Brava, Deirdre McCloskey, For Avoiding The Primary Rhetorical Failing of Our Times
Deirdre McCloskey wrote a truly massive review, and in some senses a rebuttal, of Thomas Piketty's Capital in the Twenty-First Century
I am not really going to comment on the details of her paper -- many prominent economists have already done so. I will say that I learned a lot from it not just about Piketty's proposition but about economic history in general. It is an interesting read.
No, what I wanted to comment on -- in this era when rebuttals usually take the form of impugning the other person's funding, integrity, honesty, and motivations rather than their actual arguments -- is that she begins her article with this:
It has been a long time (how does “never” work for you?) since a technical treatise on economics has had such a market. An economist can only applaud. And an economic historian can only wax ecstatic. Piketty’s great splash will undoubtedly bring many young economically interested scholars to devote their lives to the study of the past.....

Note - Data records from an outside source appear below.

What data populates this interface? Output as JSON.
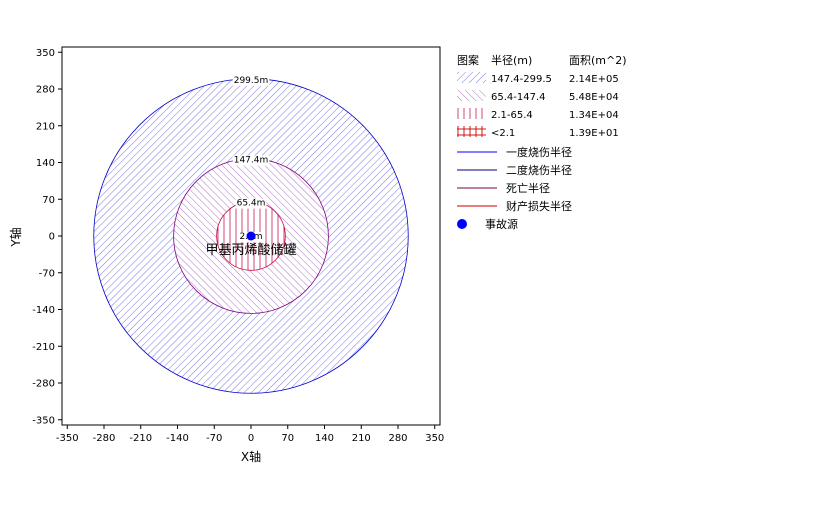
{
  "chart_data": {
    "type": "area",
    "xlabel": "X轴",
    "ylabel": "Y轴",
    "xlim": [
      -360,
      360
    ],
    "ylim": [
      -360,
      360
    ],
    "x_ticks": [
      -350,
      -280,
      -210,
      -140,
      -70,
      0,
      70,
      140,
      210,
      280,
      350
    ],
    "y_ticks": [
      350,
      280,
      210,
      140,
      70,
      0,
      -70,
      -140,
      -210,
      -280,
      -350
    ],
    "source_label": "甲基丙烯酸储罐",
    "source": {
      "x": 0,
      "y": 0,
      "color": "#0000ff"
    },
    "zones": [
      {
        "name": "147.4-299.5",
        "area": "2.14E+05",
        "radius": 299.5,
        "ring_label": "299.5m",
        "pattern": "diag-blue",
        "color": "#0000cc"
      },
      {
        "name": "65.4-147.4",
        "area": "5.48E+04",
        "radius": 147.4,
        "ring_label": "147.4m",
        "pattern": "diag-purple",
        "color": "#800080"
      },
      {
        "name": "2.1-65.4",
        "area": "1.34E+04",
        "radius": 65.4,
        "ring_label": "65.4m",
        "pattern": "vert-red",
        "color": "#cc0044"
      },
      {
        "name": "<2.1",
        "area": "1.39E+01",
        "radius": 2.1,
        "ring_label": "2.1m",
        "pattern": "cross-red",
        "color": "#cc0000"
      }
    ],
    "legend": {
      "header": [
        "图案",
        "半径(m)",
        "面积(m^2)"
      ],
      "lines": [
        {
          "name": "一度烧伤半径",
          "color": "#0000ff"
        },
        {
          "name": "二度烧伤半径",
          "color": "#000080"
        },
        {
          "name": "死亡半径",
          "color": "#800040"
        },
        {
          "name": "财产损失半径",
          "color": "#cc0000"
        }
      ],
      "marker": {
        "name": "事故源",
        "color": "#0000ff"
      }
    }
  }
}
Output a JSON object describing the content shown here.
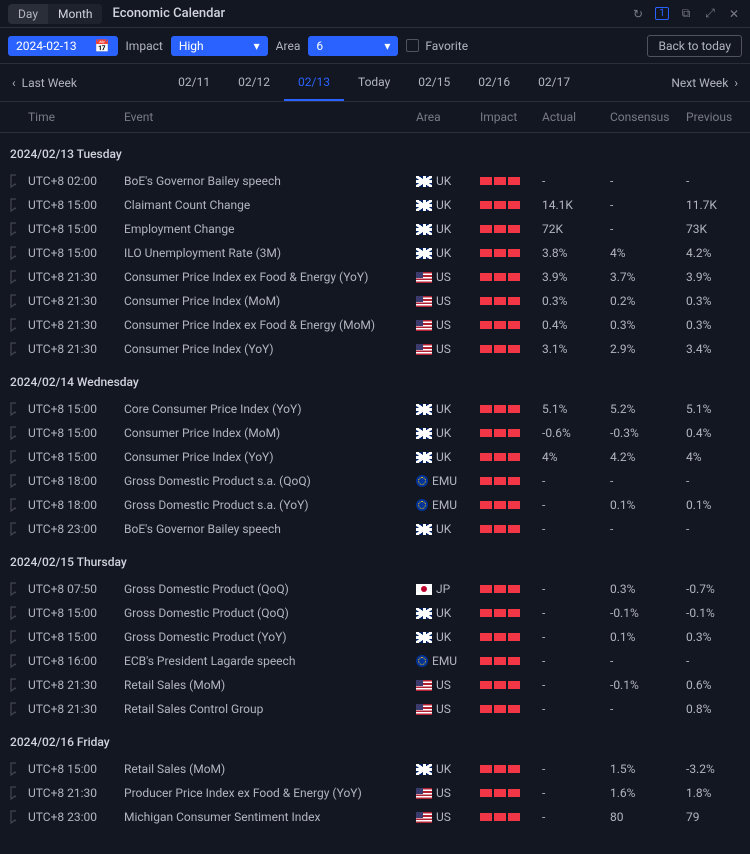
{
  "titlebar": {
    "tab_day": "Day",
    "tab_month": "Month",
    "active_tab": "month",
    "title": "Economic Calendar",
    "badge": "1"
  },
  "toolbar": {
    "date_value": "2024-02-13",
    "impact_label": "Impact",
    "impact_value": "High",
    "area_label": "Area",
    "area_value": "6",
    "favorite_label": "Favorite",
    "back_today": "Back to today"
  },
  "nav": {
    "last_week": "Last Week",
    "next_week": "Next Week",
    "tabs": [
      {
        "label": "02/11",
        "active": false
      },
      {
        "label": "02/12",
        "active": false
      },
      {
        "label": "02/13",
        "active": true
      },
      {
        "label": "Today",
        "active": false
      },
      {
        "label": "02/15",
        "active": false
      },
      {
        "label": "02/16",
        "active": false
      },
      {
        "label": "02/17",
        "active": false
      }
    ]
  },
  "columns": {
    "time": "Time",
    "event": "Event",
    "area": "Area",
    "impact": "Impact",
    "actual": "Actual",
    "consensus": "Consensus",
    "previous": "Previous"
  },
  "days": [
    {
      "header": "2024/02/13 Tuesday",
      "events": [
        {
          "time": "UTC+8 02:00",
          "event": "BoE's Governor Bailey speech",
          "area": "UK",
          "flag": "uk",
          "actual": "-",
          "consensus": "-",
          "previous": "-"
        },
        {
          "time": "UTC+8 15:00",
          "event": "Claimant Count Change",
          "area": "UK",
          "flag": "uk",
          "actual": "14.1K",
          "consensus": "-",
          "previous": "11.7K"
        },
        {
          "time": "UTC+8 15:00",
          "event": "Employment Change",
          "area": "UK",
          "flag": "uk",
          "actual": "72K",
          "consensus": "-",
          "previous": "73K"
        },
        {
          "time": "UTC+8 15:00",
          "event": "ILO Unemployment Rate (3M)",
          "area": "UK",
          "flag": "uk",
          "actual": "3.8%",
          "consensus": "4%",
          "previous": "4.2%"
        },
        {
          "time": "UTC+8 21:30",
          "event": "Consumer Price Index ex Food & Energy (YoY)",
          "area": "US",
          "flag": "us",
          "actual": "3.9%",
          "consensus": "3.7%",
          "previous": "3.9%"
        },
        {
          "time": "UTC+8 21:30",
          "event": "Consumer Price Index (MoM)",
          "area": "US",
          "flag": "us",
          "actual": "0.3%",
          "consensus": "0.2%",
          "previous": "0.3%"
        },
        {
          "time": "UTC+8 21:30",
          "event": "Consumer Price Index ex Food & Energy (MoM)",
          "area": "US",
          "flag": "us",
          "actual": "0.4%",
          "consensus": "0.3%",
          "previous": "0.3%"
        },
        {
          "time": "UTC+8 21:30",
          "event": "Consumer Price Index (YoY)",
          "area": "US",
          "flag": "us",
          "actual": "3.1%",
          "consensus": "2.9%",
          "previous": "3.4%"
        }
      ]
    },
    {
      "header": "2024/02/14 Wednesday",
      "events": [
        {
          "time": "UTC+8 15:00",
          "event": "Core Consumer Price Index (YoY)",
          "area": "UK",
          "flag": "uk",
          "actual": "5.1%",
          "consensus": "5.2%",
          "previous": "5.1%"
        },
        {
          "time": "UTC+8 15:00",
          "event": "Consumer Price Index (MoM)",
          "area": "UK",
          "flag": "uk",
          "actual": "-0.6%",
          "consensus": "-0.3%",
          "previous": "0.4%"
        },
        {
          "time": "UTC+8 15:00",
          "event": "Consumer Price Index (YoY)",
          "area": "UK",
          "flag": "uk",
          "actual": "4%",
          "consensus": "4.2%",
          "previous": "4%"
        },
        {
          "time": "UTC+8 18:00",
          "event": "Gross Domestic Product s.a. (QoQ)",
          "area": "EMU",
          "flag": "emu",
          "actual": "-",
          "consensus": "-",
          "previous": "-"
        },
        {
          "time": "UTC+8 18:00",
          "event": "Gross Domestic Product s.a. (YoY)",
          "area": "EMU",
          "flag": "emu",
          "actual": "-",
          "consensus": "0.1%",
          "previous": "0.1%"
        },
        {
          "time": "UTC+8 23:00",
          "event": "BoE's Governor Bailey speech",
          "area": "UK",
          "flag": "uk",
          "actual": "-",
          "consensus": "-",
          "previous": "-"
        }
      ]
    },
    {
      "header": "2024/02/15 Thursday",
      "events": [
        {
          "time": "UTC+8 07:50",
          "event": "Gross Domestic Product (QoQ)",
          "area": "JP",
          "flag": "jp",
          "actual": "-",
          "consensus": "0.3%",
          "previous": "-0.7%"
        },
        {
          "time": "UTC+8 15:00",
          "event": "Gross Domestic Product (QoQ)",
          "area": "UK",
          "flag": "uk",
          "actual": "-",
          "consensus": "-0.1%",
          "previous": "-0.1%"
        },
        {
          "time": "UTC+8 15:00",
          "event": "Gross Domestic Product (YoY)",
          "area": "UK",
          "flag": "uk",
          "actual": "-",
          "consensus": "0.1%",
          "previous": "0.3%"
        },
        {
          "time": "UTC+8 16:00",
          "event": "ECB's President Lagarde speech",
          "area": "EMU",
          "flag": "emu",
          "actual": "-",
          "consensus": "-",
          "previous": "-"
        },
        {
          "time": "UTC+8 21:30",
          "event": "Retail Sales (MoM)",
          "area": "US",
          "flag": "us",
          "actual": "-",
          "consensus": "-0.1%",
          "previous": "0.6%"
        },
        {
          "time": "UTC+8 21:30",
          "event": "Retail Sales Control Group",
          "area": "US",
          "flag": "us",
          "actual": "-",
          "consensus": "-",
          "previous": "0.8%"
        }
      ]
    },
    {
      "header": "2024/02/16 Friday",
      "events": [
        {
          "time": "UTC+8 15:00",
          "event": "Retail Sales (MoM)",
          "area": "UK",
          "flag": "uk",
          "actual": "-",
          "consensus": "1.5%",
          "previous": "-3.2%"
        },
        {
          "time": "UTC+8 21:30",
          "event": "Producer Price Index ex Food & Energy (YoY)",
          "area": "US",
          "flag": "us",
          "actual": "-",
          "consensus": "1.6%",
          "previous": "1.8%"
        },
        {
          "time": "UTC+8 23:00",
          "event": "Michigan Consumer Sentiment Index",
          "area": "US",
          "flag": "us",
          "actual": "-",
          "consensus": "80",
          "previous": "79"
        }
      ]
    }
  ]
}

It is an honest and massively researched book. Nothing I shall say—and I shall say some hard things, because they are true and important—is meant to impugn Piketty’s integrity or his scientific effort. The book is the fruit of a big collaborative effort of the Paris School of Economics, which he founded, associated with some of the brightest lights in the techno-left of French economics. Hélas, I will show that Piketty is gravely mistaken in his science and in his social ethics. But so are many economists and calculators, some of them my dearest friends.